Keith argues, correctly I believe, that “all” means exactly what it says, and “eternal” means “pertaining to an age”, and doesn’t imply everlasting at all. He thus undermines some of the arguments against universalism.
By Jesus alone?
He admits that the NT overwhelmingly teaches that salvation is only possible in Jesus, but argues that it isn’t clear that only those who consciously “accept” Jesus in this life will receive salvation. Thus he argues that all will be saved through Jesus, as 1 Corinthians 5:22 suggests.
The problems with universalism
There are many, many verses that warn of punishment in the age to come, especially from Jesus himself (e.g. Matthew 10:28 & 25:41,46). While Jesus doesn’t give unambiguous answers to these questions, and certainly offers hope and grace to all who approached him with humility, his statements condemning the religious leaders of his day are very strong (see Matthew 23).
It therefore seems we have a stronger case against universalism than in favour, but the matter isn’t clear.
Christianity is changing
Unquestionably, postmodern christians are increasingly uncomfortable with the old “hellfire” teaching of evangelical christianity. In this, I think they are correct. I offer the following positive conclusions:
Hubris vs humility
God has not made all these matters clear, so we should avoid thinking we know the mind of God. Humility and tolerance are needed.
I think if we don’t wish or hope that everyone will be saved, and instead are somehow pleased that God will condemn some people, there is something of God’s love missing.
I remain of the view that Jesus did not teach the conventional view of hell. God allows us to choose him and life in the age to come, or not, but there is no ongoing punishment – see Hell – what does the Bible say?
The grace of God
Whatever our conclusion, we must learn to ensure that God’s grace is not minimised in our teaching and evangelism. Paul didn’t ever mention hell, and the meaning Jesus gave it is not the meaning it has today. So clearly it isn’t necessary or helpful for us to talk about it either.
This post is part of a series on Christianity is changing
Good thoughts, unkleE. So much to think about, and so much we don’t and can’t know on the subject. The more I read and think, the less strongly I feel I need to hold ground on some of these more difficult subjects. Thanks for the post!

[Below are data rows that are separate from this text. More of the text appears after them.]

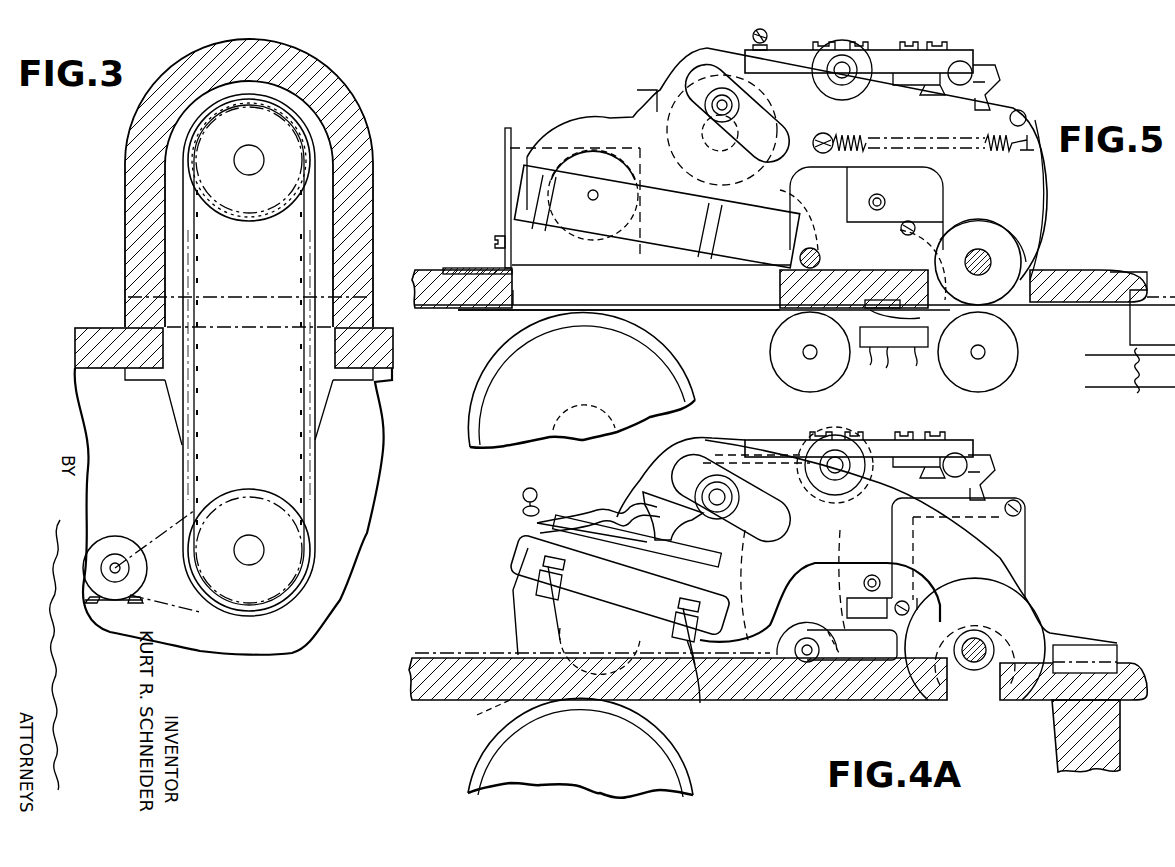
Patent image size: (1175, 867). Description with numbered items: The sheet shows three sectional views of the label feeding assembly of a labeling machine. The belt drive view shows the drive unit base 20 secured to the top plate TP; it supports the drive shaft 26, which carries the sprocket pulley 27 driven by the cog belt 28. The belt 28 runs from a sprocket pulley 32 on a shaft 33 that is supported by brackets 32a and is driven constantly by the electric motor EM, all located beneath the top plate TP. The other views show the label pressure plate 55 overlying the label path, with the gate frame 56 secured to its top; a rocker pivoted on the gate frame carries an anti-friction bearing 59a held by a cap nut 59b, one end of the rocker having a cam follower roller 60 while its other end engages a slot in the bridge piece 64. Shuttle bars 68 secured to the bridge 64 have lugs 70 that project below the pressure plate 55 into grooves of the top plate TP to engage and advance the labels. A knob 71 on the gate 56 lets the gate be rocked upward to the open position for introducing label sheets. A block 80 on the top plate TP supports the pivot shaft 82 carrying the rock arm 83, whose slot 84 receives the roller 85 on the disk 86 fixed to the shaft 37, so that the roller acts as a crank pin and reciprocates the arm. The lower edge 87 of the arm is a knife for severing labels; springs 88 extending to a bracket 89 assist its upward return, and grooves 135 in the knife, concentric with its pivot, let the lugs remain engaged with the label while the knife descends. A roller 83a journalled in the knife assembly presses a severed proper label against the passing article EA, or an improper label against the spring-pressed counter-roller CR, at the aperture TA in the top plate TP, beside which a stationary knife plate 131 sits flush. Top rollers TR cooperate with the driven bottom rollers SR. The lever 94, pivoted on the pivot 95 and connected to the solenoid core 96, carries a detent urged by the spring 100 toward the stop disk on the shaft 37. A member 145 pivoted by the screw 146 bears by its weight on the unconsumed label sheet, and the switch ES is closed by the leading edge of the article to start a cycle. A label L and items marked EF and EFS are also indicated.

In FIG. 3, the drive unit base 20 is at (133, 305).
In FIG. 3, the drive shaft 26 is at (244, 150).
In FIG. 3, the sprocket pulley 27 is at (303, 118).
In FIG. 3, the drive cog belt 28 is at (182, 250).
In FIG. 3, the sprocket pulley 32 is at (358, 135).
In FIG. 3, the brackets 32a is at (172, 385).
In FIG. 3, the shaft 33 is at (268, 530).
In FIG. 5, the shaft 37 is at (768, 112).
In FIG. 4A, the label pressure plate 55 is at (533, 556).
In FIG. 4A, the gate frame 56 is at (815, 550).
In FIG. 4A, the anti-friction bearing 59a is at (788, 573).
In FIG. 4A, the cap nut 59b is at (816, 557).
In FIG. 4A, the cam follower roller 60 is at (837, 642).
In FIG. 4A, the bridge piece 64 is at (555, 525).
In FIG. 4A, the shuttle bars 68 is at (545, 562).
In FIG. 4A, the lugs 70 is at (548, 586).
In FIG. 4A, the knob 71 is at (655, 518).
In FIG. 4A, the block 80 is at (1015, 605).
In FIG. 4A, the pivot shaft 82 is at (988, 645).
In FIG. 5, the rock arm 83 is at (1012, 193).
In FIG. 4A, the rock arm 83 is at (997, 557).
In FIG. 5, the roller 83a is at (580, 158).
In FIG. 4A, the roller 83a is at (592, 626).
In FIG. 4A, the slot 84 is at (683, 475).
In FIG. 4A, the roller 85 is at (730, 497).
In FIG. 5, the disk 86 is at (636, 117).
In FIG. 5, the knife 87 is at (648, 240).
In FIG. 4A, the knife 87 is at (515, 615).
In FIG. 5, the springs 88 is at (880, 145).
In FIG. 5, the bracket 89 is at (1045, 212).
In FIG. 5, the lever 94 is at (962, 58).
In FIG. 4A, the lever 94 is at (960, 445).
In FIG. 5, the pivot 95 is at (842, 75).
In FIG. 4A, the pivot 95 is at (855, 460).
In FIG. 5, the core 96 is at (990, 88).
In FIG. 4A, the core 96 is at (990, 482).
In FIG. 5, the spring 100 is at (752, 36).
In FIG. 5, the stationary knife plate 131 is at (472, 268).
In FIG. 4A, the grooves 135 is at (535, 610).
In FIG. 5, the member 145 is at (505, 186).
In FIG. 5, the pivot screw 146 is at (497, 238).
In FIG. 3, the top plate TP is at (82, 340).
In FIG. 5, the top plate TP is at (425, 282).
In FIG. 4A, the top plate TP is at (430, 670).
In FIG. 5, the layer L is at (546, 268).
In FIG. 4A, the layer L is at (422, 655).
In FIG. 5, the aperture TA is at (513, 288).
In FIG. 4A, the aperture TA is at (476, 722).
In FIG. 5, the passing article EA is at (678, 313).
In FIG. 5, the counter-roller CR is at (660, 372).
In FIG. 4A, the counter-roller CR is at (655, 772).
In FIG. 5, the bottom rollers SR is at (785, 362).
In FIG. 5, the switch ES is at (884, 360).
In FIG. 3, the electric motor EM is at (113, 545).
In FIG. 5, the top rollers TR is at (852, 245).
In FIG. 5, the electric feed EF is at (1155, 360).
In FIG. 5, the electric feed switch EFS is at (1140, 392).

I really appreciate your tone and approach on this one. You and I may disagree about a number of things, but I think we’re sympatico when it comes to dogmatism. Saying “this is what I think” is so much better (and truer) than saying “this is the way it is.”
Keith deRose makes many excellent & accurate comments on
“universal-ism”: yes “all means all” & aionios means “relating to the Age (or Ages) to Come”. If you add just one missing NT fact: both zoopoieo in 1 Cor 15:22 (c.f. dikaiosin zoes, Romans 5:18) & sozo in 1 Timothy 2:4 (c.f. v 6 & soter in 1 Tim 4:10) …. refer to “future, universal resurrection for judgment/opportunity” (see John 5:29 c.f. Acts 24:15), & NOT to “universal-ism”.
I agree that universalism is not clearly taught in scripture, but universalism makes more sense cognatively. I guess I’m not 100% sure what is true, but I am pretty sure what is not.
Thanks for the comments.
Josh: CS Lewis wrote that modern people are less willing than we ought to be to remain in a state of honest doubt, or uncertainty.
Nate, thanks. Yes, we may feel quite psychologically certain, but we shouldn’t confuse that with being factually certain.
AlCo/Gihon: thanks. I think too many people look to the Bible for quite precise information on the questions we are asking, but the writers quite possibly were thinking differently to us.
I think what you describe is a pretty good place to be. I think God can cope with our doubts and uncertainties far more than our arrogance and certainty. We can see this in the life of Jesus, who helped a man who said “I believe, but help my unbelief”, but was very critical of the religious leaders who “knew it all”.
We need to be ready and wiling to trust the revelation God gives us through the Bible and the Spirit, but we also have to be willing to consider that the way we have interpreted and understood God may be in serious need of correction.
The challenge, I think, is to stay open enough to be humble and teachable, but faithful and confident enough to follow Jesus in our day-to-day lives.